Study shows drug combo better for certain metastatic breast cancer
December 07, 2011
Post-menopausal women with a certain type of metastatic breast cancer may have a new treatment option that could lengthen their lives, according a study led by UC Irvine oncologist Rita Mehta, MD. The findings were presented today at the 2011 CTRC-AACR San Antonio Breast Cancer Symposium.
The combination of the two anti-estrogen drugs anastrozole and fulvestrant extended the median survival time of women with hormone receptor-positive metastatic breast cancer by more than six months compared to those who underwent standard treatment with anastrozole alone.
Mehta says the results of the phase III trial are particularly exciting because “these patients have not had a new treatment that gave them an overall survival benefit in more than a decade.”

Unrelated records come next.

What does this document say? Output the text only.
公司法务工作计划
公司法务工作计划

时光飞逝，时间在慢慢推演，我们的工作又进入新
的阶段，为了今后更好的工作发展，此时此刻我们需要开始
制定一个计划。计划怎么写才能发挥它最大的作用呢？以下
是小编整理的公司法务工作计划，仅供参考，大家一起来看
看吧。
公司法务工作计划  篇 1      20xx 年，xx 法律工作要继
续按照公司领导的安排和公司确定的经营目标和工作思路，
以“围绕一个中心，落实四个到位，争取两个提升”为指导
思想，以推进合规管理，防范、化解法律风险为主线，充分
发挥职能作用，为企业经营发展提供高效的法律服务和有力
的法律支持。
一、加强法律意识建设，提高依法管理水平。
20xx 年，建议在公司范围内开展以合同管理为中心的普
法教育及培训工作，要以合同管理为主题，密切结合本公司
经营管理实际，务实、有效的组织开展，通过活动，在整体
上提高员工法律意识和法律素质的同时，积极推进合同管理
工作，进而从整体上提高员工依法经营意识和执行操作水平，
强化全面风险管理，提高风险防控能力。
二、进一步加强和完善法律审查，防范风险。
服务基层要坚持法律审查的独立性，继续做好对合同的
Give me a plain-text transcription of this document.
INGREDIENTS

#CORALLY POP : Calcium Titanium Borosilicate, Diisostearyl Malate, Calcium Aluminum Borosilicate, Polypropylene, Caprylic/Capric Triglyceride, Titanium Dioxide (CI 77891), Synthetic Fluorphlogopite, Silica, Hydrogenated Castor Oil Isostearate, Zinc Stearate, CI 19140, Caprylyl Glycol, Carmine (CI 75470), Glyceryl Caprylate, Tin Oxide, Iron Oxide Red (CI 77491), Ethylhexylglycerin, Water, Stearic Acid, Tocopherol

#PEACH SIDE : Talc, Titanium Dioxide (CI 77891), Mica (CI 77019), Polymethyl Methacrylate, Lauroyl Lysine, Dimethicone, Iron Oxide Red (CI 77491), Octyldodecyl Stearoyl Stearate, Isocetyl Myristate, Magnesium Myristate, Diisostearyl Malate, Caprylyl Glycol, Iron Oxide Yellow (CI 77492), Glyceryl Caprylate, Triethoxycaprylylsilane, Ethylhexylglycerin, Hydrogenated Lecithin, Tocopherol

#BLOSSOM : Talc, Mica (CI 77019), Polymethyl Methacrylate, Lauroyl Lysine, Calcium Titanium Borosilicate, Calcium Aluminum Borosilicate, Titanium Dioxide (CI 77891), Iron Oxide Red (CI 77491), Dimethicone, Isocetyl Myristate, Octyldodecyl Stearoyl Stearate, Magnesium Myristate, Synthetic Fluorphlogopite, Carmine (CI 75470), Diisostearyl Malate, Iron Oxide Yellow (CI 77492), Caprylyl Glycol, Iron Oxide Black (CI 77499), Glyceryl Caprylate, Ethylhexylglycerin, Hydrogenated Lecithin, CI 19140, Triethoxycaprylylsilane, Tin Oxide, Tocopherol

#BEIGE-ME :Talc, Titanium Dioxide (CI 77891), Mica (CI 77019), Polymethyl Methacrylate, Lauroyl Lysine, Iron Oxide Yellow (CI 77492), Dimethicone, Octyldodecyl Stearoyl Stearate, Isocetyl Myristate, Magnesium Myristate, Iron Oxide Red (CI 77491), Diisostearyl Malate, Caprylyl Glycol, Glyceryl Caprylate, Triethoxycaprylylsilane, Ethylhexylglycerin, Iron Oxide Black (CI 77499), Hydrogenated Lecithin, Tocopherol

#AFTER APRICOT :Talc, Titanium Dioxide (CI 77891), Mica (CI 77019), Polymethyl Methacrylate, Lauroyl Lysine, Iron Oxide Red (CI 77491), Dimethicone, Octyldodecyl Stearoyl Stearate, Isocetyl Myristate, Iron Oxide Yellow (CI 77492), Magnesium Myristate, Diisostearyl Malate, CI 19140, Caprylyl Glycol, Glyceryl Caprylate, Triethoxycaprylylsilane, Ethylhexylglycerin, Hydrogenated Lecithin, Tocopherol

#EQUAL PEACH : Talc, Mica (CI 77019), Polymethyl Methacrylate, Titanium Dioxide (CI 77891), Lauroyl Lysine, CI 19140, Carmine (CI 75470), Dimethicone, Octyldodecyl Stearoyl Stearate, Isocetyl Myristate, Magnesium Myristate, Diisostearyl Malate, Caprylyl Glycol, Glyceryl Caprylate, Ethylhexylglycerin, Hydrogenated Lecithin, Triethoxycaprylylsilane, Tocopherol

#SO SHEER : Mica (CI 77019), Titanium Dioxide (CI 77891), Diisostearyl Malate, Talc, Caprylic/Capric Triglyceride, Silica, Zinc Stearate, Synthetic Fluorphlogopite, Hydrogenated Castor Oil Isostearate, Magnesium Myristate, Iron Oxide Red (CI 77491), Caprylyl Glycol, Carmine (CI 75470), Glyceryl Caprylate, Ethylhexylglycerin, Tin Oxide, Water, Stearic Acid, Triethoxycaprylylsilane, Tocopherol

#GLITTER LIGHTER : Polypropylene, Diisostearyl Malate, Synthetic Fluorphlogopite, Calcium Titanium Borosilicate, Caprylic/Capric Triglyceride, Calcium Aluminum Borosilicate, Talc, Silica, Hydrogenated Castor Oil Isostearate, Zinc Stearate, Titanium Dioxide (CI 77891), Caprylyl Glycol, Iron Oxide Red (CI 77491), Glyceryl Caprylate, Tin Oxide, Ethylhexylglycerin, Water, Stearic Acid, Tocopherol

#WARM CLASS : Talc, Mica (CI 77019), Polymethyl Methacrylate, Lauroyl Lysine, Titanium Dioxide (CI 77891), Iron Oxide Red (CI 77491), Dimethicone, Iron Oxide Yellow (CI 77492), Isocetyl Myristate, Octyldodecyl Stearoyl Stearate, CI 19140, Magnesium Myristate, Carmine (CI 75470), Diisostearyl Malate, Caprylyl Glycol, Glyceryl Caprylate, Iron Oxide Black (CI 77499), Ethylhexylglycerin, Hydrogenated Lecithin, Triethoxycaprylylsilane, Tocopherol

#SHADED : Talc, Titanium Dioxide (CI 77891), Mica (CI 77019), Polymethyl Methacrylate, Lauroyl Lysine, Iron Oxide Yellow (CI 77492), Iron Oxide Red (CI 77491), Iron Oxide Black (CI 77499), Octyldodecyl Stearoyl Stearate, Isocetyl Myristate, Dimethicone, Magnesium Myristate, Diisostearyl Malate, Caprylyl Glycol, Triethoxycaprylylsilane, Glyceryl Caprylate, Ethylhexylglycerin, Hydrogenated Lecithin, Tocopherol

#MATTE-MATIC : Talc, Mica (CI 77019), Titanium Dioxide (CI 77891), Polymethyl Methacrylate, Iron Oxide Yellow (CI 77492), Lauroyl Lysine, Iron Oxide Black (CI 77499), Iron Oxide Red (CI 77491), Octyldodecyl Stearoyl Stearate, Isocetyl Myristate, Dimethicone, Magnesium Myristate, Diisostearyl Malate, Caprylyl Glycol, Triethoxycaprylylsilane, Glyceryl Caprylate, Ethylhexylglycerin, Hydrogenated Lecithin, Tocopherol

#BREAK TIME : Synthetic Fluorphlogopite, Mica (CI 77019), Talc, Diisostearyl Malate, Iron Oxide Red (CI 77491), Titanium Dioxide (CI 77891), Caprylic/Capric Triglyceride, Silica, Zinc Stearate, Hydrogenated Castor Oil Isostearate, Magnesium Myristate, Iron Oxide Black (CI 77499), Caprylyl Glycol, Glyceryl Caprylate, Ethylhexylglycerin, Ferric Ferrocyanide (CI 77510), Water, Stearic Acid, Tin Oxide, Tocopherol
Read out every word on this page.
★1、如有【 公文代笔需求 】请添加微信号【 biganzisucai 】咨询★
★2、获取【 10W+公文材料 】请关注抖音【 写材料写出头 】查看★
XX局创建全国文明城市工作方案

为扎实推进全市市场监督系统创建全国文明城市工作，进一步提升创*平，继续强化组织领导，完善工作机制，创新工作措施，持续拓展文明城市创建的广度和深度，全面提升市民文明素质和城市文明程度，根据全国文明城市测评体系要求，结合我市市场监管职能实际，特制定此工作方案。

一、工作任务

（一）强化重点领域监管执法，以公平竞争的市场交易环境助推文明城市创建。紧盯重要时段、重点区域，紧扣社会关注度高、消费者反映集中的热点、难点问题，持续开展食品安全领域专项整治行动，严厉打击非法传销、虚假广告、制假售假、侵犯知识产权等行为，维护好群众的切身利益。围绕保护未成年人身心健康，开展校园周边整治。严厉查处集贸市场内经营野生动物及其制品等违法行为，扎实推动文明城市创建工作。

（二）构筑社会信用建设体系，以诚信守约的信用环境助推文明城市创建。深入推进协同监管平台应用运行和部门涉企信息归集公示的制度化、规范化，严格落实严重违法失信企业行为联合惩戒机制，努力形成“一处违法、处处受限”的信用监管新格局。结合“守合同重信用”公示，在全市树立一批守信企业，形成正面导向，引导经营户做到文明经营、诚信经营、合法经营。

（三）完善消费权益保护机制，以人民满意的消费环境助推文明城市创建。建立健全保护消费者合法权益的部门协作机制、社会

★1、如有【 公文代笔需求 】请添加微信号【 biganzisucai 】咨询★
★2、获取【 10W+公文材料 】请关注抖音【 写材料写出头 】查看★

Both drugs are currently used in treating breast cancer, though not in combination. Anastrozole (also known as Arimidex) reduces the production of tumor-promoting estrogen, while fulvestrant (Faslodex®) interferes with the receptors that allow estrogen to signal cells to grow and reproduce.
Researchers think it’s these two different modes of action together that make the combination so effective against hormone receptor-positive breast cancer, the subtype that accounts for more than half of all breast cancers.
“The next step for researchers,” she says, “would be to try the combination in even earlier stages of breast cancer to test whether long-term cures could be increased at those stages.”
The SWOG S0226 trial study was conducted by the SWOG clinical trials network, previously known as the Southwest Oncology Group.